La collaboration couvre quatre domaines des opérations en usine. TSMC utilise la bibliothèque cuLitho de Nvidia pour la lithographie computationnelle — la méthode d'impression pour la conception des masques de puces — obtenant une amélioration de 20 % à 50 % du rapport coût-efficacité ou du temps de cycle par rapport aux approches basées sur CPU. La bibliothèque cuEST accélère les simulations de structures électroniques pour la conception de matériaux semi-conducteurs d'un facteur moyen de 50x. Pour le contrôle des procédés, la bibliothèque d'apprentissage automatique cuML de Nvidia aide TSMC à distiller des centaines de milliers de paramètres de procédé à travers des milliers d'étapes en entrées de précision pour les modèles de ML, réduisant ainsi la variation des procédés. Sur le sol de l'usine, les GPU Nvidia H200 alimentent les calculs d'ordonnancement qui améliorent la productivité.
L'intégration plus poussée de l'IA dans la fabrication de semi-conducteurs valide une thèse qui a propulsé l'indice Philadelphia Semiconductor à la hausse de 89 % depuis le début de l'année : les dépenses en infrastructure IA s'étendent au-delà de la conception des GPU vers les outils, les matériaux et les processus qui sous-tendent la production de puces. TSMC prévoit que son activité de puces IA croîtra à un rythme d'environ 60 % par an entre 2024 et 2029, tandis que Nvidia a projeté que les dépenses d'investissement dans les centres de données atteindront 1 000 milliards de dollars d'ici 2027.
Détection des défauts et l'usine virtuelle
Au-delà de la fabrication de base, TSMC déploie la plateforme Metropolis et la boîte à outils TAO de Nvidia pour l'inspection automatisée des défauts à l'aide de l'IA visuelle, améliorant la détection des défauts à l'échelle nanométrique tout en réduisant le besoin d'étiquetage répété et de ré-entraînement à mesure que les conditions de procédé évoluent. L'entreprise explore également les bibliothèques Omniverse de Nvidia pour construire FabTwin, un environnement d'usine virtuelle permettant d'évaluer les agencements d'outils de procédé et les flux de simulation avant la mise en œuvre physique — une évolution qui pourrait réduire les engagements en capital requis pour la construction de nouvelles usines.
Le coût de la mondialisation
Cette collaboration intervient alors que TSMC navigue dans une coûteuse expansion géographique. L'entreprise a porté ses dépenses d'investissement pour l'ensemble de l'année 2026 dans le haut de sa fourchette de 52 à 56 milliards de dollars, la construction d'usines à l'étranger en Arizona, au Japon et en Allemagne coûtant estimé 4 à 5 fois plus que des installations identiques à Taïwan. La direction de TSMC a indiqué que les expansions d'usines à l'étranger et le déploiement des nœuds de prochaine génération entraîneront une dilution de 2 % à 3 % des marges brutes à partir du second semestre 2026 et se poursuivant en 2027. Les gains d'efficacité issus de la fabrication optimisée par l'IA pourraient aider à compenser une partie de cette pression, bien que l'ampleur du vent contraire sur les marges soit significative par rapport aux marges brutes actuelles de TSMC.

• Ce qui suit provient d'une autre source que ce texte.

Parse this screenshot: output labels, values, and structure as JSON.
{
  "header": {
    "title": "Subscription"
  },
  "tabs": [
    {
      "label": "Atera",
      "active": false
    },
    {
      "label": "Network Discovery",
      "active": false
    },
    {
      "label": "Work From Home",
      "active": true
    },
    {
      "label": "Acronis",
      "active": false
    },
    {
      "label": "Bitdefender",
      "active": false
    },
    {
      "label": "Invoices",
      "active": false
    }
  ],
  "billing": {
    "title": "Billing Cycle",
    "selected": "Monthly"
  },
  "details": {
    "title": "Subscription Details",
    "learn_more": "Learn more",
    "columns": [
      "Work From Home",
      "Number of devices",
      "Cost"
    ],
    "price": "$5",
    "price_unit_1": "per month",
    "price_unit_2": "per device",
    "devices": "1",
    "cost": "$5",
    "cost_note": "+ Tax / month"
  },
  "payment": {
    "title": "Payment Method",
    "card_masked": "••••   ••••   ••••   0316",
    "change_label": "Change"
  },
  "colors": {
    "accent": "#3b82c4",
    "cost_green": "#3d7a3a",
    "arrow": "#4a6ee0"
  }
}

Pour les investisseurs, cette collaboration renforce le fossé concurrentiel de Nvidia — son écosystème CUDA s'implante dans les flux de travail matériels industriels au-delà des centres de données, étendant son marché adressable aux équipements capitaux pour semi-conducteurs. Les actions Nvidia se négocient à environ 35 fois les bénéfices prévisionnels. TSMC, à 26 fois les bénéfices prévisionnels, offre une manière moins volatile de jouer la même tendance, bien que la dilution des marges due à l'expansion à l'étranger mérite une surveillance. Le bénéficiaire le plus large pourrait être la chaîne d'approvisionnement des équipements et de la mémoire pour semi-conducteurs, où les ETF à pondération égale comme l'Invesco Semiconductors ETF ont rapporté 105 % depuis le début de l'année alors que les dépenses IA s'élargissent au-delà des concepteurs de puces mégacapitalisations.
Cet article est fourni à titre d'information uniquement et ne constitue pas un conseil en investissement.